Então porque é que esta arte não é também una na forma como a integramos?
Pois bem, porque sozinha não tem sentido, nem interpretação. Porque precisa de
cada um, e cada um dela, para ter de facto existência e semântica. Parece
pretensioso?
Lembra-se quando Magritte afirmou, perante a imagem convencional de um
cachimbo, "ceci n´est pas une pipe" (1928-29)? Foi um pedido ao Homem-Artista
para parar de ambicionar representar a vida tal como ela é e as coisas tal como são,
num realismo absurdo e inatingível. Foi um pedido ao Homem-Artista para admitir
que é um Zé Ninguém quando fala, quando se move, quando executa; que só em
conjunto com a obra e com a sua imaginação terá algum significado, significado
esse que nunca será o mesmo aqui, ali ou além; nunca será exactamente o mesmo
para mim, para si e para o Homem-Artista. É disso que vive a magnitude do
significado de arte: tê-lo de todas as formas, quantas aquelas em que existimos.

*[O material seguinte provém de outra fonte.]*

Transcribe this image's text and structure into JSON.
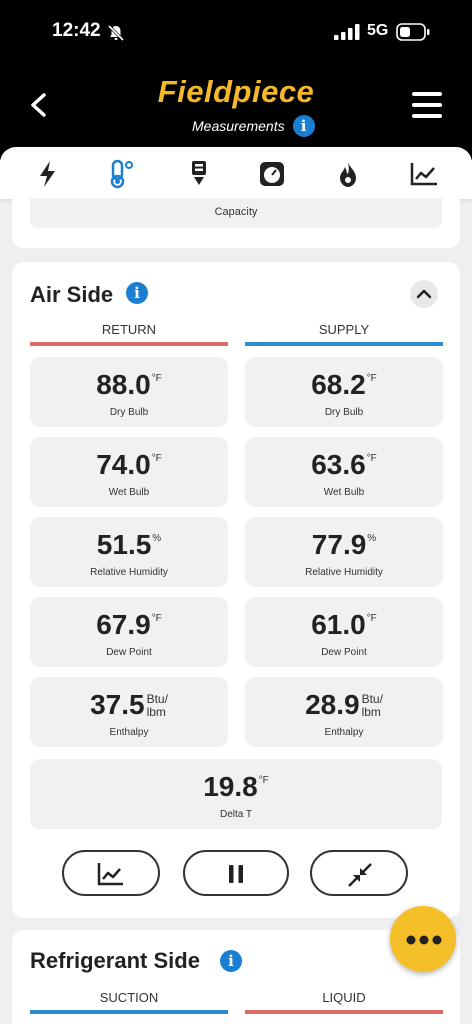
{
  "status_bar": {
    "time": "12:42",
    "network": "5G"
  },
  "header": {
    "logo": "Fieldpiece",
    "subtitle": "Measurements",
    "info_glyph": "i"
  },
  "toolbar": {
    "icons": [
      "lightning-icon",
      "thermometer-icon",
      "probe-icon",
      "gauge-icon",
      "flame-icon",
      "chart-icon"
    ]
  },
  "capacity_card": {
    "label": "Capacity"
  },
  "air_side": {
    "title": "Air Side",
    "info_glyph": "i",
    "columns": {
      "return": {
        "heading": "RETURN",
        "color": "#e06a64"
      },
      "supply": {
        "heading": "SUPPLY",
        "color": "#2a8fd0"
      }
    },
    "rows": [
      {
        "label": "Dry Bulb",
        "return_value": "88.0",
        "supply_value": "68.2",
        "unit": "°F"
      },
      {
        "label": "Wet Bulb",
        "return_value": "74.0",
        "supply_value": "63.6",
        "unit": "°F"
      },
      {
        "label": "Relative Humidity",
        "return_value": "51.5",
        "supply_value": "77.9",
        "unit": "%"
      },
      {
        "label": "Dew Point",
        "return_value": "67.9",
        "supply_value": "61.0",
        "unit": "°F"
      },
      {
        "label": "Enthalpy",
        "return_value": "37.5",
        "supply_value": "28.9",
        "unit_line1": "Btu/",
        "unit_line2": "lbm"
      }
    ],
    "delta": {
      "label": "Delta T",
      "value": "19.8",
      "unit": "°F"
    },
    "actions": [
      "chart-icon",
      "pause-icon",
      "collapse-arrows-icon"
    ]
  },
  "refrigerant_side": {
    "title": "Refrigerant Side",
    "info_glyph": "i",
    "columns": {
      "suction": {
        "heading": "SUCTION",
        "color": "#2a8fd0"
      },
      "liquid": {
        "heading": "LIQUID",
        "color": "#e06a64"
      }
    }
  },
  "fab": {
    "icon": "more-dots-icon"
  },
  "colors": {
    "accent_yellow": "#f3b928",
    "info_blue": "#1a7fd0",
    "return_red": "#e06a64",
    "supply_blue": "#2a8fd0"
  }
}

Isto levanta uma celeuma assustadora, bem sei. Então não é possível
perceber a arte da mesma forma? Ficaremos destinados ao sulco inevitável, ainda
que por vezes ténue, que existe entre a minha interpretação e a sua interpretação?
Sim. Lamento. Mas não é isto que buscamos? Diga-me uma peça de arte que tenha
esgotado os seus significados e que tenha, num momento impávido, tido o mesmo
para Fulano e Beltrano? Nenhuma, pelo menos a intemporal. Porque essa, vive
preparada para rearranjos e ajustamentos ao contexto e aos novos olhos; os que
nascem. Porque "Guernica" (Picasso, 1937) do séc. XX não é a mesma do séc. XXI e
é precisamente isso que a torna sempre nova e emocionante. Porque nós, as nossas
emoções e as nossas narrativas não são as mesmas hoje, amanhã e depois; a
interacção é sempre diferente, entre obra-pessoa e pessoa-obra. Restamos assim,
subjugados a este jogo de interacções que permite, aos mais audazes, tentar
perceber o que o outro vê e acomodar-se à aventura de nunca o perceber.

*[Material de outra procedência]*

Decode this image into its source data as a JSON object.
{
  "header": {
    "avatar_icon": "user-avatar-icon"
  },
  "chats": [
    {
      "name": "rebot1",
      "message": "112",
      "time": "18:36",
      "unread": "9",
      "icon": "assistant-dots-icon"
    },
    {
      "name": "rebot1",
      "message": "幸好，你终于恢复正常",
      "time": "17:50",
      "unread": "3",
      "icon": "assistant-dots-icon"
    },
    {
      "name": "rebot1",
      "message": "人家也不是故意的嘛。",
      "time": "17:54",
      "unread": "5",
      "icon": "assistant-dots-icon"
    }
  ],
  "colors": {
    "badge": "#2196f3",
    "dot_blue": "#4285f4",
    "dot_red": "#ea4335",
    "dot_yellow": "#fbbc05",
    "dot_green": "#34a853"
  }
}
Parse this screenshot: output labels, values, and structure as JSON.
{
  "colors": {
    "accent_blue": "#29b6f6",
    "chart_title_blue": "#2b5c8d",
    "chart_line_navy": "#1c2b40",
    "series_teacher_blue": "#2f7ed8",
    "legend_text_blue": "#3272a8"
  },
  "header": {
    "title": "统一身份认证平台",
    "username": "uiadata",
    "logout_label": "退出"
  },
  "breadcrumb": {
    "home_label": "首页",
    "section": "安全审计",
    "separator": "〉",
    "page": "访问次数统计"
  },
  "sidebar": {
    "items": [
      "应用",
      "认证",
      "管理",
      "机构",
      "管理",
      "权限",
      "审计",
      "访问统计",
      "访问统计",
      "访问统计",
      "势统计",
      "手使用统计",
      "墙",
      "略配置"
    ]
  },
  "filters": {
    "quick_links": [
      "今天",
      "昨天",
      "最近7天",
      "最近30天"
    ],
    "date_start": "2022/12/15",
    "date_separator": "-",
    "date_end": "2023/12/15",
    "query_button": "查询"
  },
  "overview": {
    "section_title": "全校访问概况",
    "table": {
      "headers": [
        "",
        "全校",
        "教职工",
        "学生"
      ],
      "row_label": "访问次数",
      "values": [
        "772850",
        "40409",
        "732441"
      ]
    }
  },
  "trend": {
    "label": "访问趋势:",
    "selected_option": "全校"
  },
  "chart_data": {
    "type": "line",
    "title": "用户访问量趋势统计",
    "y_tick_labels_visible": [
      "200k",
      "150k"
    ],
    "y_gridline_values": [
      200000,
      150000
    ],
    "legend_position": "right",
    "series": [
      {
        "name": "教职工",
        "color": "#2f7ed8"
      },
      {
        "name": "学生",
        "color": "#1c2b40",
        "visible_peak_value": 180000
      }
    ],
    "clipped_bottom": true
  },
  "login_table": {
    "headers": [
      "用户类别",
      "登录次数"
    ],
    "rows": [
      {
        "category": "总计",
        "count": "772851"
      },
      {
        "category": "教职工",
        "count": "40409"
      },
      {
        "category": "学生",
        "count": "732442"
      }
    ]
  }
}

Parece confuso, obtuso, cruelmente epistemológico. Não creio. É tão simples
como pintar uma fruteira e percebê-la com fruteira. É tão simples como ler a
palavra cachimbo e daí, imageticamente, termos um. Dentro dessa simplicidade -
mágica - deve ser percebido que o significado que uma fruteira tem para mim, não
terá para si, nem para os nossos filhos, daqui a dez anos. Se percebermos isto,
podemos perceber tudo sem limites e sem barreiras interpretativas.
Falo agora na obra "A Culpa não é Minha" (João Pedro Vale, 2003). Também
irónica, retrata a forma como podemos ficar encalhados, amarrados, petrificados,
se atracarmos a criação e o "mais-além" que é Nosso, de Todos e de Ninguém. Não
vou explicar a minha confusão, deixo-a assim, para a sua interpretação cuidada e
ingenuamente objectiva.
Se a arte for para o autor, não haverá arte. Se a arte for para o público, não
haverá arte. Se a arte for um momento, não haverá arte. Se a arte for intocável, não
haverá arte. Se a arte tiver uma data, não haverá arte. A arte não quer ser um Eu.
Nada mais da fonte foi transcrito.